Hong Li menginjak perut Ang I Moli dan melihat ini, Gangga Dewi berseru,
“Jangan bunuh dulu!”
Hong Li memandang wanita Bhutan itu dan tersenyum.
“Bibi, aku tidak ingin membunuhnya. Akan kuserahkan kepada Liu Tai-ciangkun. Akan tetapi, ia harus lebih dulu mengatakan di mana ia menyembunyikan puteriku. Hayo, Moli, tiada gunanya engkau melawan lagi. Aku dapat membunuhmu, menyiksamu. Katakan dimana engkau menyembunyikan puteriku, dan aku tidak akan menyiksamu, melainkan menyerahkan engkau kepada Liu Ciangkun.
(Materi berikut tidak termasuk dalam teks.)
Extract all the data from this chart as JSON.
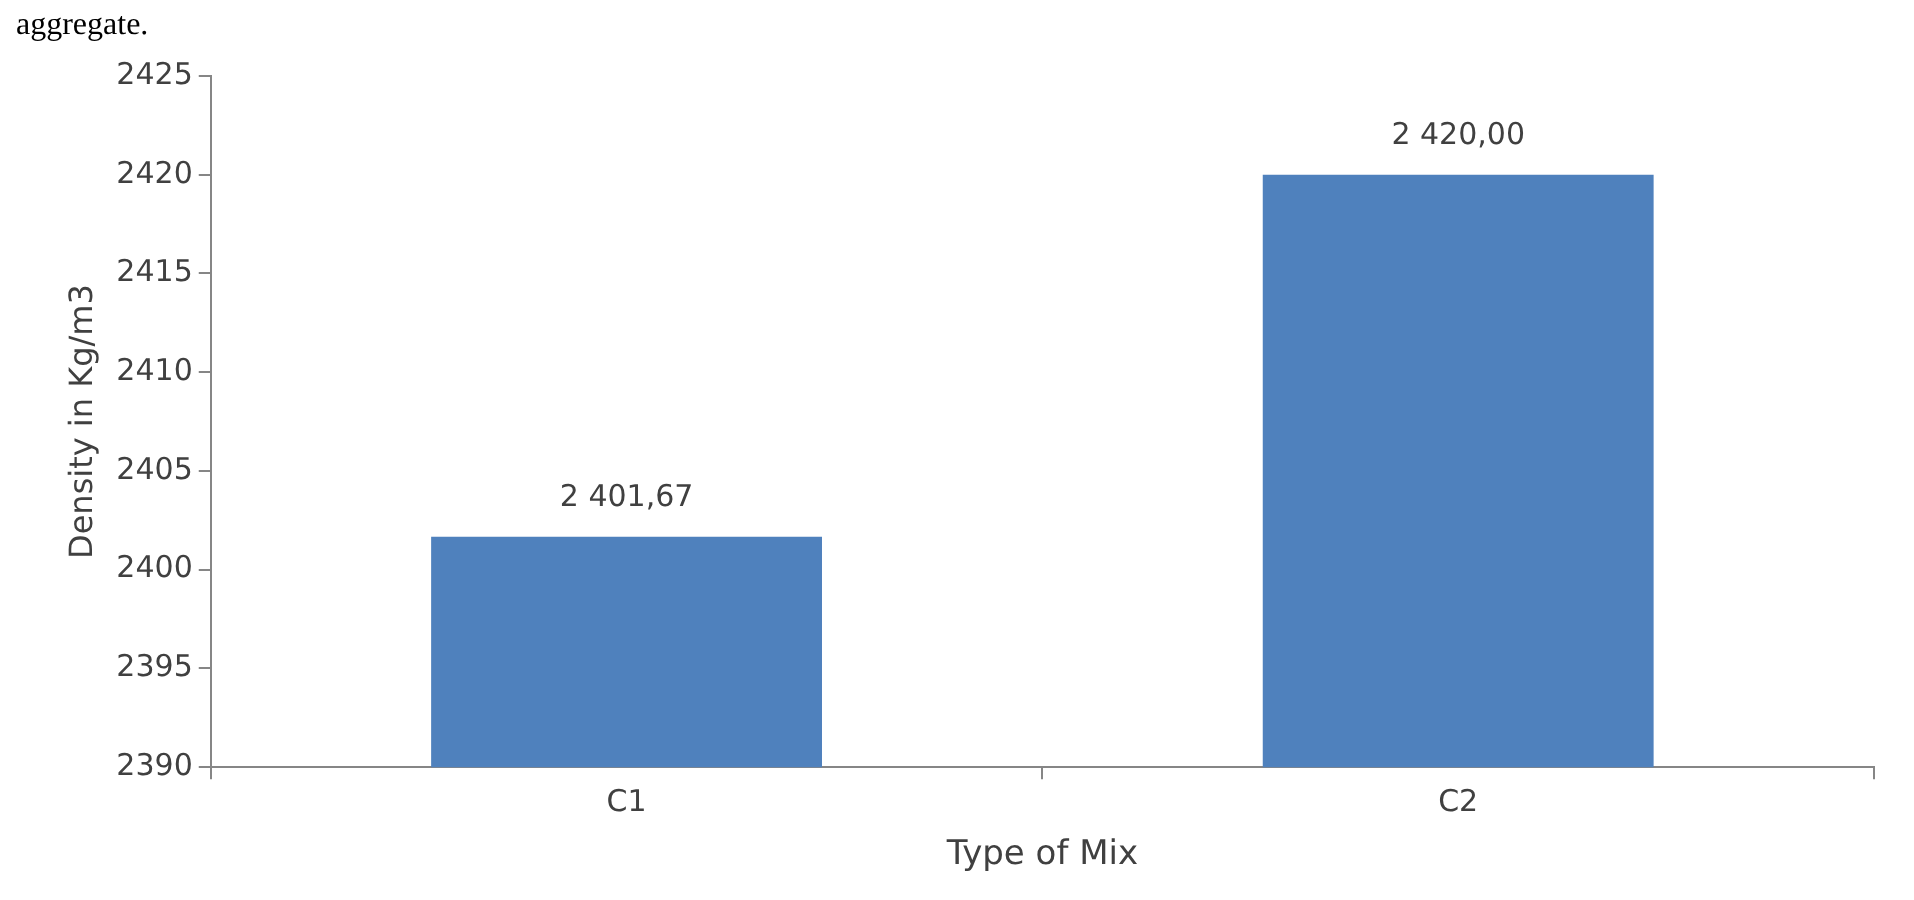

“Aku tidak tahu, aku tidak pernah melihat puterimu,” jawab Ang I Moli dengan sikap acuh. Ia tahu bahwa ia telah kalah dan tertawan, akan tetapi wanita sesat yang lihai dan cerdik ini tidak merasa gentar. Selama ia masih hidup, ia takkan pernah putus asa dan menyerah.
“Bohong! Puteriku yang kami tinggalkan di rumah penginapan itu hilang. Siapa lagi kalau bukan engkau dan kawan-kawanmu yang telah manculiknya? Hayo katakan, di mana ia!”
“Sudah kukatakan bahwa aku tidak tahu. Terserah engkau mau percaya atau tidak,” jawab Ang I Moli acuh.
“Iblis busuk, engkau patut dihajar!” Hong Li yang amat mengkhawatirkan puterinya, mengangkat tangan hendak memukul. Akan tetapi Gangga Dewi menyentuh pundaknya.
“Nanti dulu, Hong Li. Ia harus memberitahu dulu di mana adanya Yo Han. Ang I Moli, engkau dan dua orang tosu itu melarikan Yo Han. Beberapa tahun yang lalu aku mengejarmu dan mencarimu, akan tetapi gagal. Nah, katakan di mana Yo Han sekarang?”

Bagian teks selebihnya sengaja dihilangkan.